At the hazelnut challenge, Jake had an oral allergy reaction (felt something in his throat but nothing severe and definitely not anaphylaxis). Jeremy passed and was able to eat up to the full dose. He is now eating Nutella on the daily. Jarrett is too. Can you blame them? We decided it was safe to have Nutella in the house since Jake’s reaction was not severe. It is similar to the reaction Jeremy has with some fruits so it shouldn’t be an issue for him to be around it and he has no interest in eating any.
We have added almonds and hazelnuts into our repertoire and you will see them in some of my recipes. For this recipe, I used one I found on Simply Recipes, subbed in my own gluten-free flour, dolloped and swirled some Nutella on top. I didn’t add any butterscotch or chocolate chips in but feel free to do so if you want to add a little something to bite into.
These blondies are super-easy to make. Getting the swirl is the hardest part. Just drag the knife across the nutella and then up and down the pan. I mean, will anyone really be mad if it’s messy? For information on how to make your own gluten-free flour, see the info graphic I worked on with the National Foundation for Celiac Awareness below.
- Cooking spray
- ½ cup (1 stick) butter, melted
- 1 cup brown sugar, packed
- 1 egg, lightly beaten
- 1 teaspoon of vanilla
- 1 cup of gluten-free flour blend (I used my own but King Arthur's Multi-purpose or Bob's Red Mill 1 to 1 could work too)
- ½ teaspoon baking powder
- ⅛ teaspoon of baking soda
- Pinch of salt
- ½ cup Nutella, divided
- Preheat the oven to 350°F and spray an 11 x 7 brownie pan with cooking spray. Whisk together the melted butter, sugar, egg and vanilla extract in a medium bowl.

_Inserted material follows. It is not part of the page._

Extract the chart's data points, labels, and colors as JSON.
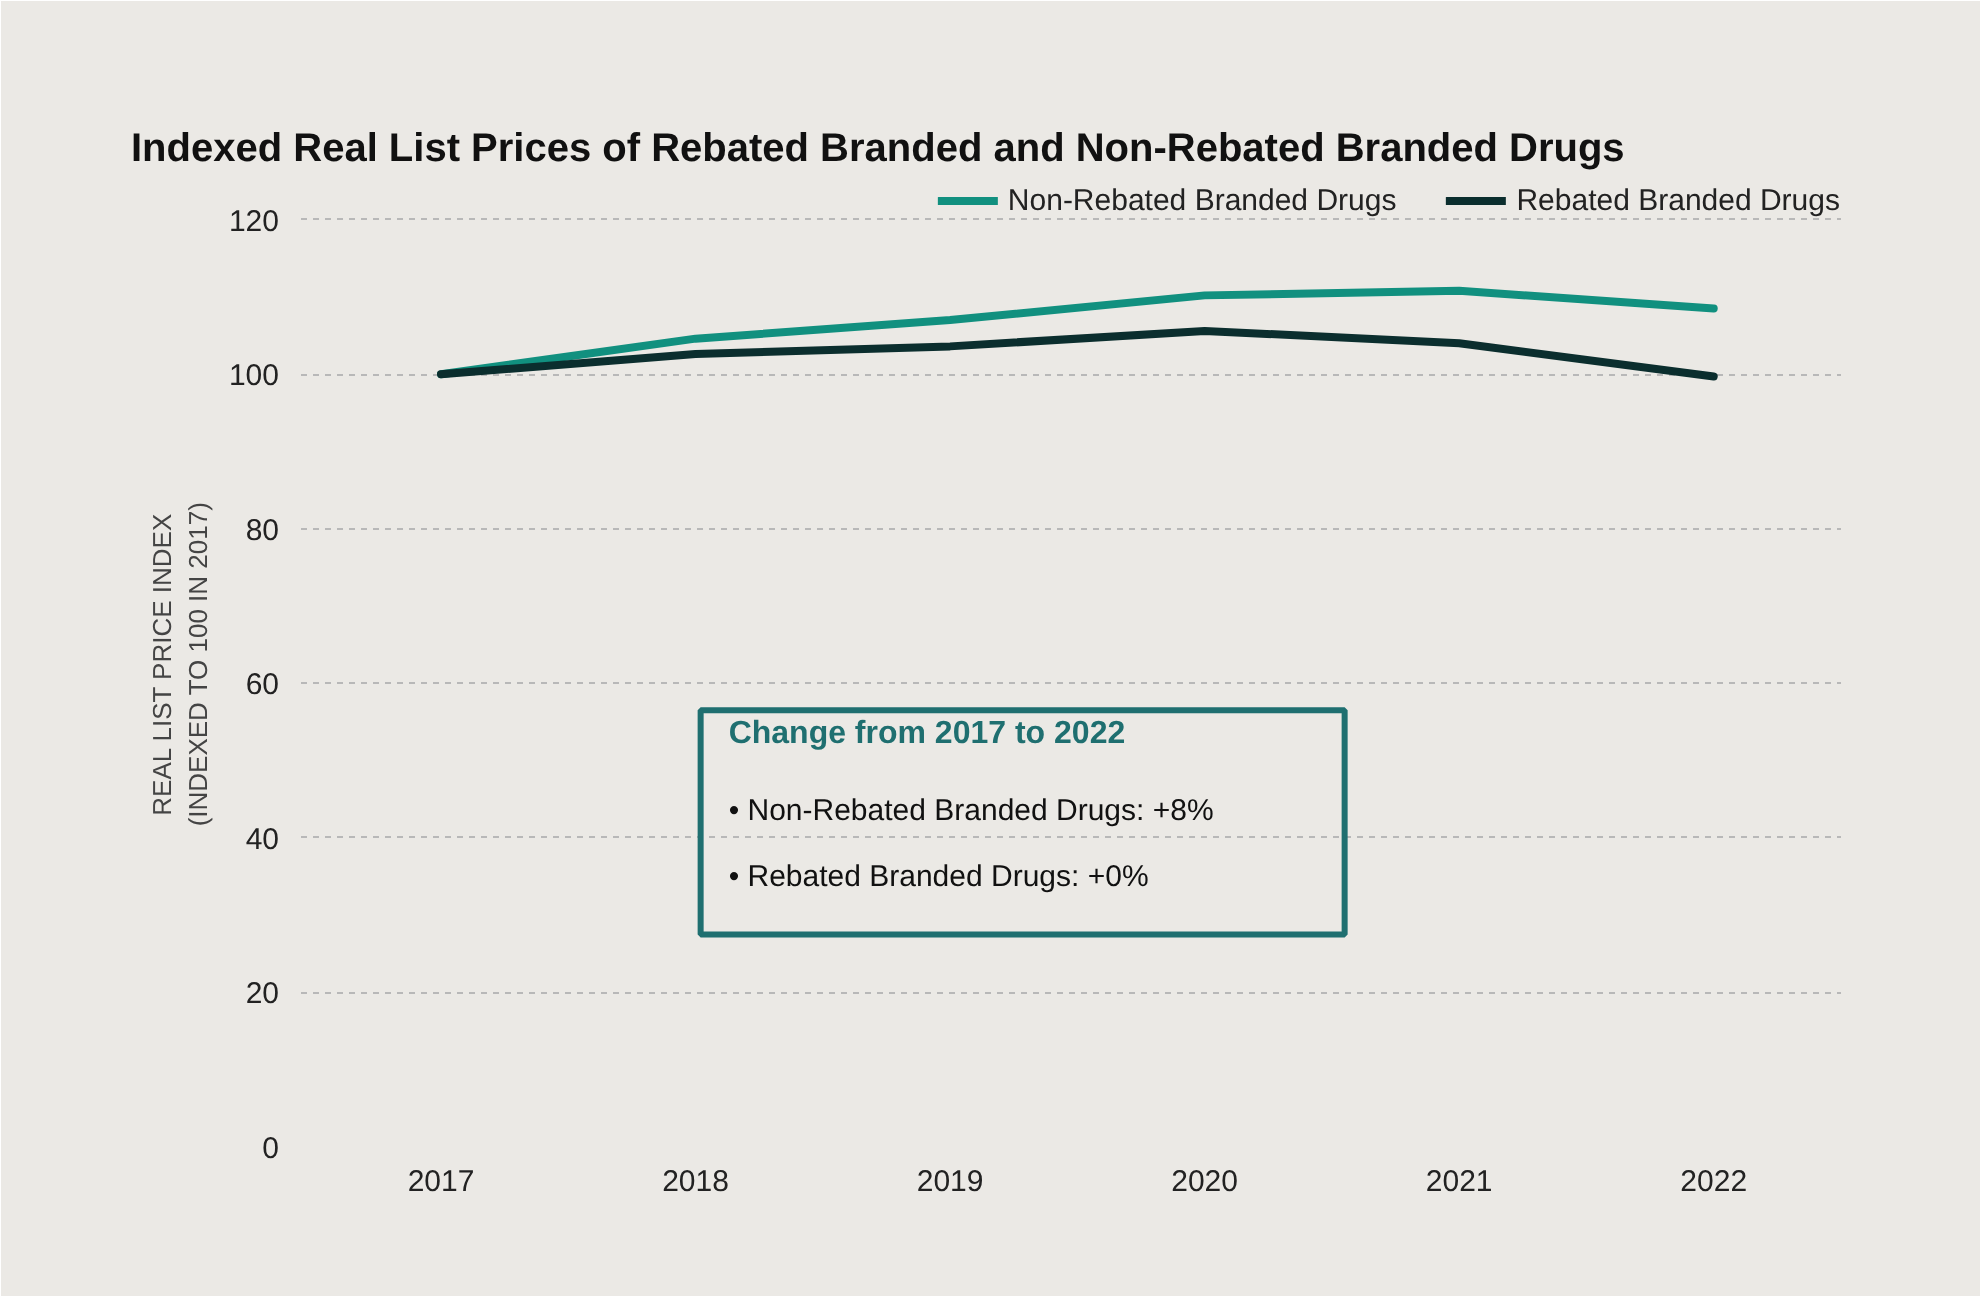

- Add the flour, baking soda, baking powder, and salt. Stir together until just incorporated and spread evenly into brownie pan. Dollop nutella in lines across the short end of the pan. Using a butter knife or spatula, spread evenly and then across the long way to make a wavy pattern.
- Bake for 20-25 minutes or until a toothpick comes out clean. Allow to cool completely. Cut into squares and serve.